Schriesheim im Bild 2023

28.10.2020

Von neun Deportierten nach Gurs überlebten nur drei

Professor Joachim Maier zeichnete bei seinem Vortrag in der Volkshochschule das Schicksal der Schriesheimer Juden nach, die nach Gurs kamen.

Von Micha Hörnle

Schriesheim. Ins französische Lager Gurs wurden vor 80 Jahren neun Juden, die aus Schriesheim stammten, deportiert. Zu diesem Zeitpunkt lebten keine Juden mehr im Ort. Über sie gab Professor Joachim Maier in der Volkshochschule Auskunft: Zwei Schriesheimer Juden starben in Gurs, zwei weitere in anderen Lagern in Frankreich, zwei in Auschwitz, nur drei überlebten.

Die Deportation

Entgegen mancher Ansicht war der Transport der Juden nach Frankreich "nicht von langer Hand geplant" (Maier). Nachdem die Wehrmacht nach einem unerwartet kurzen Feldzug Frankreich besiegt hatte, wurden Elsass und Lothringen an das Deutsche Reich angegliedert und unterstanden als Reichsgaue den NS-Gauleitern von Baden und der Saarpfalz. Im Herbst 1940 wurden aus diesen nun "neu-deutschen" Gebieten Juden in den unbesetzten Teil Frankreichs abgeschoben. "Diese Gelegenheit nutzten die Gauleiter, um auch bei sich aufzuräumen", so Maier, "und Baden sowie die Saarpfalz ,judenfrei’ zu machen." Am Morgen des 22. Oktober 1940 wurden 6504 Juden unterrichtet, dass sie sich sofort in den großen Bahnhöfen der Gaue einzufinden hatten, die überfüllten Züge – übrigens Personen-, nicht Viehwaggons – gingen aber erst abends. Die Deportierten waren in großer Angst, denn sie fürchteten, in den Osten zu kommen, und so waren die meisten erst einmal erleichtert, als es über den Rhein Richtung Grenze ging. An der Demarkationslinie zum unbesetzten Frankreich wurden die acht Personenzüge den Behörden übergeben, die darauf nicht vorbereitet waren. Die Juden kamen daraufhin in ehemalige Internierungslager, darunter Gurs am Fuß der Pyrenäen, in denen vorher Kämpfer des Spanischen Bürgerkrieges untergebracht waren. Zu diesem Zeitpunkt waren diese Lager aber noch nicht ganz leer.

Das Lager Gurs

Die Deportierten hausten in Baracken ohne Fußboden oder Betten. Frauen und Männer waren getrennt, Besuche von außen waren nur mit Passierschein möglich. Auch wenn es sich dabei nicht um Konzentrationslager handelte, waren "die Lebensverhältnisse katastrophal", so Maier. Die Verpflegung war karg, meist gab es nur eine dünne Suppe. Eine Möglichkeit, sich selbst zu versorgen, bestand nicht – es gab auch keine Herde, auch wenn Feuerstellen improvisiert wurden. Gelegentlich wurden Pakete von Hilfsorganisationen übergeben. Insgesamt 500 Personen starben in den ersten Monaten. Im Frühjahr 1942 verteilten die französischen Behörden die nach Gurs Deportierten auf eine Handvoll meist kleinere Lager. Einigen Verschleppten gelang die Emigration, viele wurden aber im Laufe des Sommers 1942 nach Auschwitz und damit in die Vernichtung deportiert.

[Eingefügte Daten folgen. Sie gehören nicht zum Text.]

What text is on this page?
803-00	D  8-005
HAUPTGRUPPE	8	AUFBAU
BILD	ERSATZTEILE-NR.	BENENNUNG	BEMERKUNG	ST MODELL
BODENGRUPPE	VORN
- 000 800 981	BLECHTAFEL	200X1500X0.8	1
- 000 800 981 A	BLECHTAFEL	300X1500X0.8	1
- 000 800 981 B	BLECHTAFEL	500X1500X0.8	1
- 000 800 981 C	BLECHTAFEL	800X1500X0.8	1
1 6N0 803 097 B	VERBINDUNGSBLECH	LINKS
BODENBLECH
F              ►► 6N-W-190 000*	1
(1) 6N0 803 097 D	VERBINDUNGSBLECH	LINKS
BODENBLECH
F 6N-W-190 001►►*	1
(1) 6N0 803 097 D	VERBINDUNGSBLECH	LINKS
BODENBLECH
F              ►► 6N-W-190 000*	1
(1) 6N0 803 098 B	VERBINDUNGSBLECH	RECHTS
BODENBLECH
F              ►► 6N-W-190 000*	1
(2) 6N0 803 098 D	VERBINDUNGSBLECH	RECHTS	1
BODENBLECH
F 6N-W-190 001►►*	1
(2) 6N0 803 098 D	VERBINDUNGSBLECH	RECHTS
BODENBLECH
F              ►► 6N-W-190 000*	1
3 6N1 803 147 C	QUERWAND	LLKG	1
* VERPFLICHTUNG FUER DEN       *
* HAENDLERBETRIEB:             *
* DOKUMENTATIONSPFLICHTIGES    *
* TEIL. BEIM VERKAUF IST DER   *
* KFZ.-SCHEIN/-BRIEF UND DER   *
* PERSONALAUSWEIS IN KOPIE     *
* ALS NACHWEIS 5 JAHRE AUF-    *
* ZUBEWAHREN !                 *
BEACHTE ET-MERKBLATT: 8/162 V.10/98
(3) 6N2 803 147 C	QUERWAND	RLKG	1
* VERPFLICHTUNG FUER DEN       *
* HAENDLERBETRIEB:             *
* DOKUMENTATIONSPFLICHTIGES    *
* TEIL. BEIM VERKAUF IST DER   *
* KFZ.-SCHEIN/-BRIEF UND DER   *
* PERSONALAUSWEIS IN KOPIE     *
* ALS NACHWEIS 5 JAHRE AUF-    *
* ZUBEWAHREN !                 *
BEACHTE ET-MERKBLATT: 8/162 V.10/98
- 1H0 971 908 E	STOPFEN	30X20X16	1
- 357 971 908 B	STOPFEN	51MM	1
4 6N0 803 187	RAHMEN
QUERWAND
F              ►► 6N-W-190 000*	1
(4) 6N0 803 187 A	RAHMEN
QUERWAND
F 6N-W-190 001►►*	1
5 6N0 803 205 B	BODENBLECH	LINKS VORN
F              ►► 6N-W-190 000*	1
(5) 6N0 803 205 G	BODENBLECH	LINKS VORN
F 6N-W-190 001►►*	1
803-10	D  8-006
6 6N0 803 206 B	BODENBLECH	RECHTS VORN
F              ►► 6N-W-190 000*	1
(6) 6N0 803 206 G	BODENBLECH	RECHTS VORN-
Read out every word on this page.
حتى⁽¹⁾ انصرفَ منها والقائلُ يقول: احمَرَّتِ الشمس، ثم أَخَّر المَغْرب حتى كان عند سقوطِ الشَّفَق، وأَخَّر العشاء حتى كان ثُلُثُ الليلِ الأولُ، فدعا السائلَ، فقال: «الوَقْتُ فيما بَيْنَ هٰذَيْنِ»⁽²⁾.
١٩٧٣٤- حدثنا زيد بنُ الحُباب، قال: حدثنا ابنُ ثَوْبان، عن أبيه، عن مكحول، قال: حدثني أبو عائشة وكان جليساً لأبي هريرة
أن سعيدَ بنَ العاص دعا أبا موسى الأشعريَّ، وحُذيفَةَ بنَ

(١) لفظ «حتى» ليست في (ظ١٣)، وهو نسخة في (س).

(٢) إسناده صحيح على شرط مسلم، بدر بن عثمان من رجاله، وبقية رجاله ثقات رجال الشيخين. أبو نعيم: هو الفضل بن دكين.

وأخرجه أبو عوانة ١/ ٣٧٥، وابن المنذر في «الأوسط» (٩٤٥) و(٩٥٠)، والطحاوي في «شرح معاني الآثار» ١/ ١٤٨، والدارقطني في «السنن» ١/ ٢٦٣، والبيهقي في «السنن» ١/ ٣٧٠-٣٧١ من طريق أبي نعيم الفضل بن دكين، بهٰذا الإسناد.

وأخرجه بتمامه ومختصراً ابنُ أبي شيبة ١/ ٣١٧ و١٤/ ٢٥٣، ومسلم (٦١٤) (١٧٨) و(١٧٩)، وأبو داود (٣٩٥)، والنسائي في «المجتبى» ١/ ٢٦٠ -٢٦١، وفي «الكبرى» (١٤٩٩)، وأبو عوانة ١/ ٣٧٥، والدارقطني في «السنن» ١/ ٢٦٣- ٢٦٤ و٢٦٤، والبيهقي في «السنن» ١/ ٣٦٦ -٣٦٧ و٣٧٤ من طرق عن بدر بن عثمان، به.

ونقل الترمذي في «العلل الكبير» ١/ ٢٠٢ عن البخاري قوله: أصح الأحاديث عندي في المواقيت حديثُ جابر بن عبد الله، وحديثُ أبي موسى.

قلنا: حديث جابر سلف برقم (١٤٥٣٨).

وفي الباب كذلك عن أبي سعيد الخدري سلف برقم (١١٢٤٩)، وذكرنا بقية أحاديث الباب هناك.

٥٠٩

Die Schriesheimer Deportierten

Ludwig Oppenheimer (1893-1940): Sein Vater Simon Oppenheimer gehörte zu einer der wohlhabenden Familien in Schriesheim, sie wohnte in der Heidelberger Straße 8, wo sie auch ihren Konfektionswarenhandel betrieb. Ludwig Oppenheimer war geistig behindert, arbeitete aber im Geschäft seines Vaters mit. Als die Familie 1938 in die USA flüchten wollte, wurde Ludwig Oppenheimer die Einreise verweigert. Er kam in das Jüdische Altenheim in Gailingen am Bodensee. Von dort wurde er 1940 nach Gurs deportiert. Er starb dort bereits nach einem Monat, am 21. November 1940.

Daniel Marx (1860-1941): Über ihn gibt es relativ wenige Informationen. Wohl durch einen Unfall war er Invalide und arbeitete zunächst in einer Eisenwarenhandlung. Ab 1923 lebte er in der Kreispflegeanstalt in Weinheim. Ab und an war er in der Jüdischen Gemeinde in Birkenau zu Gast, damit diese auf die zum Gottesdienst nötigen zehn Männer kam. Im Grunde war er allein, nur seine nach Amerika ausgewanderte Schwester unterstützte ihn finanziell. Nach zweieinhalb Monaten in Gurs starb er am 3. Januar 1941 – wahrscheinlich an Hunger und Kälte. Mit Ludwig Oppenheimer ist er der zweite Schriesheimer, der im Lager Gurs ums Leben kam.

Betty Marx (1867-1943): Sie stammte aus Schriesheim, heiratete aber bereits 1892 nach Mosbach. Auch von ihr gibt es recht wenige Informationen, immerhin ist ihre Kennkarte von 1939 aus dem Mosbacher Rathaus erhalten. Sie kam in Frankreich in mehrere Lager, dort starb sie 1943.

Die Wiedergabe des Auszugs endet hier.